|GIACOMELLO EDOARDO||Cycle: XXXIV |
Section: Computer Science and Engineering
Tutor: TANCA LETIZIA
Advisor: LOIACONO DANIELE Major Research topic
:Privacy constrained design in distributed learning for e-health applicationsAbstract:
Adoption of Machine Learning techniques in Healthcare applications is an increasingly active research field thanks to the massive amount of data that each center is able to collect. A possible approach to develop assistive tools for clinicians is to exploit data coming from different centers, creating a Distributed Machine Learning (DML) model in which every center can benefit from data that is shared between institutions. Distributed Machine Learning is an essential tool for overcoming classical limitations in Machine Learning such as the availability of data and computational costs, but the application of this technique is limited by procedures heterogeneity and the different data policies which regulate sharing of data between institutions.
Although many institutes are collaborating to produce publicly available datasets, this is not a general adopted procedure and most healthcare centers could benefit from adopting a Machine Learning framework which is specialized on their own data and complies with their privacy policies.

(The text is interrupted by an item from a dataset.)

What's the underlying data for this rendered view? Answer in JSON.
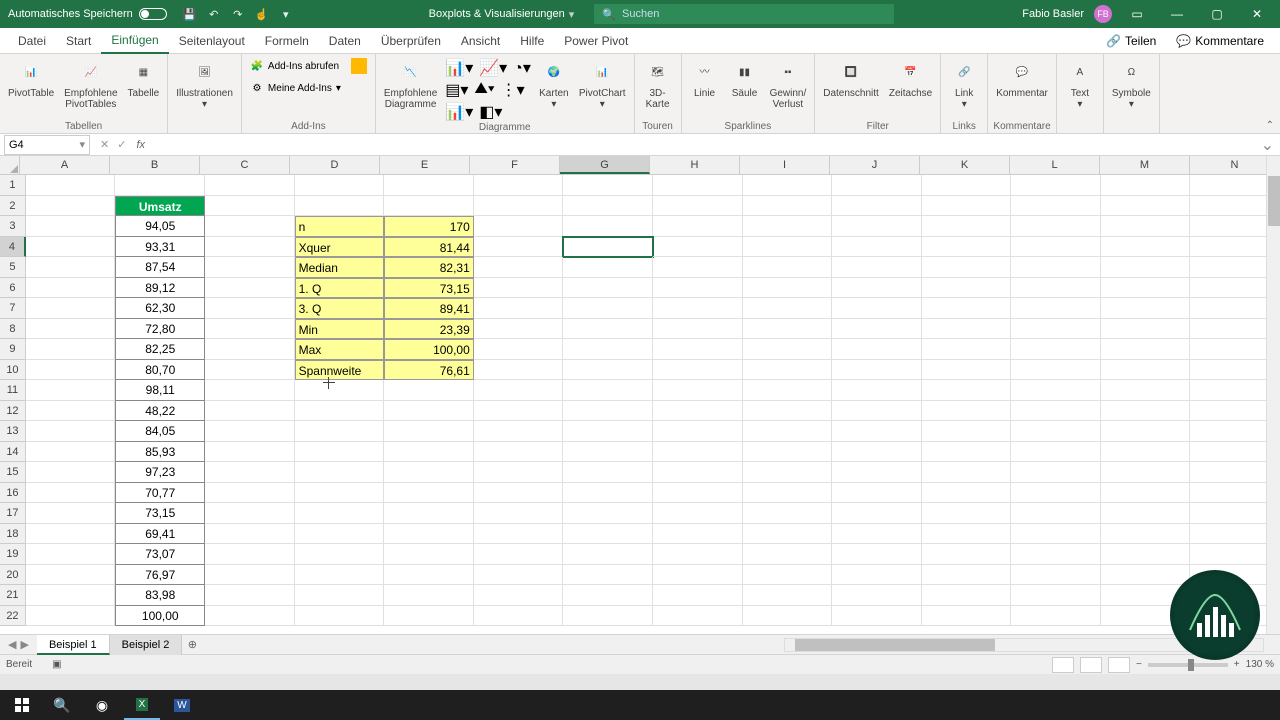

In this research, we study the design space of a DDL model and the relative impact of possible privacy policies on the model performance using different datasets. For each policy, we propose one or more design solutions and techniques for exploiting the largest amount of information available under the data sharing constraints.For the most common cases, we also introduce in-depth analysis of complementary techniques such prediction negotiation in case of strict privacy regulations, domain adaptation to compensate scarce or missing data and visualization techniques to provide a better understanding of the outcomes generated from a DML model.
Scarce propension to share clinical data, due to complex data regulations and business motivations, often limits the diffusion of new knowledge that is fundamental to develop increasingly innovative models. The approach we propose aims to mitigate this negative effect, allowing all the nodes to benefit from a collaborative perspective of machine learning, while preserving each node policy.